I love cooking! It goes without saying that I also love to eat good food. I love the adventure and even the romance associated with food. Dinner is the highlight of the day for many people because it brings everyone together. Every time I have a good meal I usually ask for the recipe. Over the years I have found that the best recipes are usually the simplest. You take a few good ingredients and mix them together to create a great meal. This makes cooking easy and simple, and doesn’t stress me out when I’m trying to make something new.

The same applies to success in business — simpler is usually better.

Since I’m always looking for good recipes, I have gathered quite a cookbook collection. I particularly like the ones that have step by step instructions with pictures. They’re simple to follow and usually have a really good culinary story with them, which makes them fun. The books I’ve kept usually have what I call “easy to make” recipes. 

The books that I usually don’t buy, or if I do I soon give away, are the ones that contain very complicated recipes with extensive steps for preparing the meal. They really stress me out. I look at the long list of ingredients and the large number of preparation steps and my mind just shuts down. I feel kind of defeated and lost because there is no way that I will have any fun making this complicated recipe, and my chances of success seem dismal at best. Not a nice feeling, so I avoid these recipes.

If you know me then you know that some of my favourite recipes come from Italian and Asian cuisines. I find many of their recipes extremely simple. They taste good, and they’re simple, and my success rate for preparing these types of meals has been pretty good. Rarely have they not worked out. Don’t get me wrong, I make lots of other cultural recipes as well, but I focus on Italian and Asian. Just make sure you have good ingredients to start with — the shorter list of ingredients in these simple recipes means you need to have the best quality to bring out the best flavour.

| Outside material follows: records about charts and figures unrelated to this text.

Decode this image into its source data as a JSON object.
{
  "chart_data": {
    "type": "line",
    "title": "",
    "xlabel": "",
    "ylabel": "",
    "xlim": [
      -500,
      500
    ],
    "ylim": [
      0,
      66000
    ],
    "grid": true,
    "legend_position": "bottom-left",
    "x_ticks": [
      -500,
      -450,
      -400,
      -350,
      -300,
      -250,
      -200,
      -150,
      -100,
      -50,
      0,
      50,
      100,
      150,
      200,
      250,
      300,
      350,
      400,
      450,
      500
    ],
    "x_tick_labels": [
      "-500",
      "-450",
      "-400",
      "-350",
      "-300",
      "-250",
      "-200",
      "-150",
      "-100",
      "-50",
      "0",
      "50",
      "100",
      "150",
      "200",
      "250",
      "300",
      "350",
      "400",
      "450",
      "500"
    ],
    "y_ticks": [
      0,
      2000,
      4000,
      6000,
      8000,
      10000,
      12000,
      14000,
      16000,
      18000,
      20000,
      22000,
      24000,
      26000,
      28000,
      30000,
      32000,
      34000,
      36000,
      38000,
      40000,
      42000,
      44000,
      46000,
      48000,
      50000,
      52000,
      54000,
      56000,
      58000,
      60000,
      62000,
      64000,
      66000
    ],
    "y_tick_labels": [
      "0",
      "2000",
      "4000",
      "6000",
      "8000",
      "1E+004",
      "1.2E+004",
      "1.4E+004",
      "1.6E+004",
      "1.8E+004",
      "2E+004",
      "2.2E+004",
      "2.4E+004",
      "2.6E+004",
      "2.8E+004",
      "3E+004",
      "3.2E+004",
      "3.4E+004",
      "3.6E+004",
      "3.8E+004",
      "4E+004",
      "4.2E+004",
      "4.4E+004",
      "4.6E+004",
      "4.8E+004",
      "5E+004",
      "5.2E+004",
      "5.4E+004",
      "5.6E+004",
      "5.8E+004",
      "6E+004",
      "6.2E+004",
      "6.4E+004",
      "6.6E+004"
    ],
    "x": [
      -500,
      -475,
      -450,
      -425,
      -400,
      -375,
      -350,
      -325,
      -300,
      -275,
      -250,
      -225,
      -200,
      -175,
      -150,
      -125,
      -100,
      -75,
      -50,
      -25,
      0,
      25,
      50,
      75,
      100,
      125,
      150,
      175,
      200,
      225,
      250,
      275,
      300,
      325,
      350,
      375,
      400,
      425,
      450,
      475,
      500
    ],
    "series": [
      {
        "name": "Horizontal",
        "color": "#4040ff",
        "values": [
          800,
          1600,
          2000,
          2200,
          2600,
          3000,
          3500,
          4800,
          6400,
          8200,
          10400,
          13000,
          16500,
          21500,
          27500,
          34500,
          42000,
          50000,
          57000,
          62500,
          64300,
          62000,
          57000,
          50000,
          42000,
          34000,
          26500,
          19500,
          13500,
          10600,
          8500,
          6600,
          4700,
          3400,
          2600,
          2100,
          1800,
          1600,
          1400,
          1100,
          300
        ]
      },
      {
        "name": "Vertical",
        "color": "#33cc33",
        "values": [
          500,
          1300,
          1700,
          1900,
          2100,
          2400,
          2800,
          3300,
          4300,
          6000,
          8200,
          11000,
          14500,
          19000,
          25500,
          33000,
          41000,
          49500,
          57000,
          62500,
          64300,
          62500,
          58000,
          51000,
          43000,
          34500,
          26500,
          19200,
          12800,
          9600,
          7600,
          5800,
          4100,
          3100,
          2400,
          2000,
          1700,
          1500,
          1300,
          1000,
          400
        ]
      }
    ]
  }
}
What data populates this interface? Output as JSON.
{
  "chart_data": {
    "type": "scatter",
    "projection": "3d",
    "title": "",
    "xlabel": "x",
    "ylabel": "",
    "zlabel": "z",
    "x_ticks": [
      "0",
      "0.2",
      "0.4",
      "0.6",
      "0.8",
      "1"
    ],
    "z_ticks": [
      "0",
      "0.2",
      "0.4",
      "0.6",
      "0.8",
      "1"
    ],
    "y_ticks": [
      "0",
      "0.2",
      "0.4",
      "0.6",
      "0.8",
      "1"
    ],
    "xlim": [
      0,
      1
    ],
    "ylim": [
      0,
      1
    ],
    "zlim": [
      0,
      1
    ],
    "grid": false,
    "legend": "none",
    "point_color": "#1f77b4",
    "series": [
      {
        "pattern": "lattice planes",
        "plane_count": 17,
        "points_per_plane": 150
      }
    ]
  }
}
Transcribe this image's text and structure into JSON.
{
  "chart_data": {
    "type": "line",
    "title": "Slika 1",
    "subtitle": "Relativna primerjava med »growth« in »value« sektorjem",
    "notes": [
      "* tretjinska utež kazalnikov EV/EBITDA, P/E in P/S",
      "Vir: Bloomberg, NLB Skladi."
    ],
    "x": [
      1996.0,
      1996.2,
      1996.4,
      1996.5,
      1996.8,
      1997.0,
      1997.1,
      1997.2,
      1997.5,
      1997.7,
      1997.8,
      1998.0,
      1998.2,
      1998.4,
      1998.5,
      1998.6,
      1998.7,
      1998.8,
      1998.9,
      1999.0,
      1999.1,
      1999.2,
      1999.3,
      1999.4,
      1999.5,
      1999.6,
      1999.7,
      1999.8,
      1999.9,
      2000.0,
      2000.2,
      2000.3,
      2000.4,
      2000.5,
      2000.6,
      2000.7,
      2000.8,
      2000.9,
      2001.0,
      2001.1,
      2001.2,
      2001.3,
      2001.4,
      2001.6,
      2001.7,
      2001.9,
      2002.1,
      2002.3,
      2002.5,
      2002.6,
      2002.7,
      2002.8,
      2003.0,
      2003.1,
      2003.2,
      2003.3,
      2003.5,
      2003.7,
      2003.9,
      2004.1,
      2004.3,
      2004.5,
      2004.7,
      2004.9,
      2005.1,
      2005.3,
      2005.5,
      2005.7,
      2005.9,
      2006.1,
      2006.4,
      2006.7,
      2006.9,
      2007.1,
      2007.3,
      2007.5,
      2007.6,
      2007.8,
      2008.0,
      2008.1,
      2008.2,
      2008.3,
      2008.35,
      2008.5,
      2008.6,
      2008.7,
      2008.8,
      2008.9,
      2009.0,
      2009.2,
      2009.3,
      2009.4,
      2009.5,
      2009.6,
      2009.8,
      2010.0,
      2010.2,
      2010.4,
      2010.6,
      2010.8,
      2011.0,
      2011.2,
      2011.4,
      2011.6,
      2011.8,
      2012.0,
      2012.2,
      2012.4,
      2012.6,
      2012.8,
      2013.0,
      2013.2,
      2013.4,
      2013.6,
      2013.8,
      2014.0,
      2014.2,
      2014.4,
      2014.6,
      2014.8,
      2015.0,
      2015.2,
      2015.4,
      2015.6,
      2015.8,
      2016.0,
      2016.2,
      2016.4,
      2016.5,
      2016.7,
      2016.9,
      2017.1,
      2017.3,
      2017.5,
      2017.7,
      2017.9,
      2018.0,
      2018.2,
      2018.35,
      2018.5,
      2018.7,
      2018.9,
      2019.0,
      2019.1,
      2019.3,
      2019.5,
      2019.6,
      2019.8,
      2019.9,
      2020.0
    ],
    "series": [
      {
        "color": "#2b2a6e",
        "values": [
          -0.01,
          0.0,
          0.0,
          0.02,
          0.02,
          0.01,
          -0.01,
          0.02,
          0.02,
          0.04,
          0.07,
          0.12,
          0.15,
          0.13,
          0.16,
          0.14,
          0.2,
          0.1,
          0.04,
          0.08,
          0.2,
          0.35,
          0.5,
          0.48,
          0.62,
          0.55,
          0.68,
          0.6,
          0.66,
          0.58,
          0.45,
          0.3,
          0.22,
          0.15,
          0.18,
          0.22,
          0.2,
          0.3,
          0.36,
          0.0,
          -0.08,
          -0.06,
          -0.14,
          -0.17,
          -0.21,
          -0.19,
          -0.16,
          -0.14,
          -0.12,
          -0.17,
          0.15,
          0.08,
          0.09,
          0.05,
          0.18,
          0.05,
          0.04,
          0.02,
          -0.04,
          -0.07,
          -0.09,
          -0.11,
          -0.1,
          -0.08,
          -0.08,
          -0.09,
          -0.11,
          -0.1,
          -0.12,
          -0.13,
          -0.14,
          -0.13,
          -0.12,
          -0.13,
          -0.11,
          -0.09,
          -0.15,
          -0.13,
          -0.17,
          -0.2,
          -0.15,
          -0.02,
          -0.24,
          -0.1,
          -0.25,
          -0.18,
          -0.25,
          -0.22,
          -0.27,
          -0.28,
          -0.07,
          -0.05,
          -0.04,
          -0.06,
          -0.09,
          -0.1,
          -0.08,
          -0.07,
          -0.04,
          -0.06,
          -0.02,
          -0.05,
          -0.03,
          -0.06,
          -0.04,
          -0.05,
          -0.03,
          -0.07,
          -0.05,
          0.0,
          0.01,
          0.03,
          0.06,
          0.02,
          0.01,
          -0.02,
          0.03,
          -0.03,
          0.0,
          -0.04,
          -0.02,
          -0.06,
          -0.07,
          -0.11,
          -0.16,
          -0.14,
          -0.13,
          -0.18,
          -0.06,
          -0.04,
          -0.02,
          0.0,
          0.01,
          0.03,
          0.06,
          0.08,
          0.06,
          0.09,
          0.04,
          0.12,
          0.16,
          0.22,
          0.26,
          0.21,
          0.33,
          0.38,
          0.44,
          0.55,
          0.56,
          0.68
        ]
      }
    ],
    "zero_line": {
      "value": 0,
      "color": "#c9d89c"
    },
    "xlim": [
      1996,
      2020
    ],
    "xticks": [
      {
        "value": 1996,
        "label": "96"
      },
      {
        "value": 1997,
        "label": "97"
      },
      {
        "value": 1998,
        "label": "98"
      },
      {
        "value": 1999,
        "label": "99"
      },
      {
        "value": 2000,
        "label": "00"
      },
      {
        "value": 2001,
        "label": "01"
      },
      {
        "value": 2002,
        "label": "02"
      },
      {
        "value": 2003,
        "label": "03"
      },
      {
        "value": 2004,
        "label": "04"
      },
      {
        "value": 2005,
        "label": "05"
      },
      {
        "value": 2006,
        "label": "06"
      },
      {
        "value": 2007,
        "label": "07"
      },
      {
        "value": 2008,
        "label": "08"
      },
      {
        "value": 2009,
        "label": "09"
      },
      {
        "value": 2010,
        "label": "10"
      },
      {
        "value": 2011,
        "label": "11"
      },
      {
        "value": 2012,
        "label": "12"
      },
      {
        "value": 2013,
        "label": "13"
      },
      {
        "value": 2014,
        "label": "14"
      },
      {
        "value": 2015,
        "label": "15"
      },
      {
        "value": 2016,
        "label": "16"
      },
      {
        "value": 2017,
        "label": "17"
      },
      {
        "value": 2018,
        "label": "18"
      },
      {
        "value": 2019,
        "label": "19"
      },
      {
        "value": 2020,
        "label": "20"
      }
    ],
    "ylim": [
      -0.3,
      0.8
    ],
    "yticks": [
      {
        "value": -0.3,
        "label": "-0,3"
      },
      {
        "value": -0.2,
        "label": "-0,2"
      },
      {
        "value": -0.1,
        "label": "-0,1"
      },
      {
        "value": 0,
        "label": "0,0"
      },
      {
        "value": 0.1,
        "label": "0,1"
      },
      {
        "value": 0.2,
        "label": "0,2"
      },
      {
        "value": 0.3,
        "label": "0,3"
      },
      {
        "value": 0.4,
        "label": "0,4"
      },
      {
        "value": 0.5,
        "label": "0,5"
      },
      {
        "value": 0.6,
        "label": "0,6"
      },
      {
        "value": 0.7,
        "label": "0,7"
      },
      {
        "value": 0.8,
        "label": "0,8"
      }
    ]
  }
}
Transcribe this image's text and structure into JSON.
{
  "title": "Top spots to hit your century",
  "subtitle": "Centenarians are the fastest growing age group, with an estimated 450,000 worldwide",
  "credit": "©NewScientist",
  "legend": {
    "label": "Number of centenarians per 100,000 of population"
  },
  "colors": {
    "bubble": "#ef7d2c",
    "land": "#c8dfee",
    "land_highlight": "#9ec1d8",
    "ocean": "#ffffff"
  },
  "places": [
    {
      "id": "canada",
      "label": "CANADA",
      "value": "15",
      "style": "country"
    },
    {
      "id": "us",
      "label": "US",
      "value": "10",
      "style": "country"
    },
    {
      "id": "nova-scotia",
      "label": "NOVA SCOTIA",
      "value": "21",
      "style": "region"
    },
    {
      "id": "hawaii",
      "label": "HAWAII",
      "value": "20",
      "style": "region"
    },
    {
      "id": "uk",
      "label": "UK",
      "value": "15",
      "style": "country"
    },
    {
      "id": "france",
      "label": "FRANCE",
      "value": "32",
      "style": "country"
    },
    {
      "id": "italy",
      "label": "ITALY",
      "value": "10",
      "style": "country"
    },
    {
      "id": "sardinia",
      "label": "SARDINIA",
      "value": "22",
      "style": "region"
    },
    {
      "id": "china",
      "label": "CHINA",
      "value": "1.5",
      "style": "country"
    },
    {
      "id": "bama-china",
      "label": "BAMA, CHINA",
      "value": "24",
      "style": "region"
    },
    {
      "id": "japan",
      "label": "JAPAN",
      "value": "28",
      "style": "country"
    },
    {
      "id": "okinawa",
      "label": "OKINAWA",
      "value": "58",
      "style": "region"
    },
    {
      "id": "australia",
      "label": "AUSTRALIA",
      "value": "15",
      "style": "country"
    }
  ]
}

Just like the multitude of cookbooks out there, there’s tons of business articles and blogs in existence offering you the “secret to success.” You know, the type of articles that say “10, 25, or 101 Things You Need to Change/Do to Be Successful.” There are so many! I have read quite a few of them and they are constantly being posted on social media by many famous and intelligent people.

Many of these articles make great points, but as the list of 1,267 things I need to do to be successful keeps going, I begin to get the same feeling that I get when looking at those long, complicated recipes. “There is no way I am going to be able to do this well!” I think, and similar to those long recipes, I fear my chances of success are doomed to fail. Yet I continue to see these list type posts everywhere. Complicated intertwined lists. I guess you know where I am going with this. For me, these long complicated lists get put in the same place as those complex cookbooks I never use…

I don’t know about you, but I wholeheartedly try to make small changes every day to improve my business and professional life. I make myself a small “success recipe” everyday, with simple steps, and apply that to my work. The path to self-improvement in business is different for everyone but for me, I find it’s easier to concentrate and get things accomplished when I have a clear, simple plan in front of me, instead of 1,267 things to remember.  

Everyone has strengths and weaknesses that need to be worked on. We just need to go out and find that nice, short recipe for improvement to master, and apply that recipe on a daily basis. That’s what I have been doing and I may not be super great at it yet, but I know I can make this recipe work. A simple plan for business improvement will still have challenges, just like finding really good quality ingredients for a nice meal can be difficult. But with an easy to follow plan, there won’t be an overwhelming number of things to focus on, so success instantly seems probable, instead of unlikely. 

I don’t want this to sound too simple, but like my Italian friends say, “Good ingredients will always shine through in the simplest recipe to create a great meal.” Bon appetit!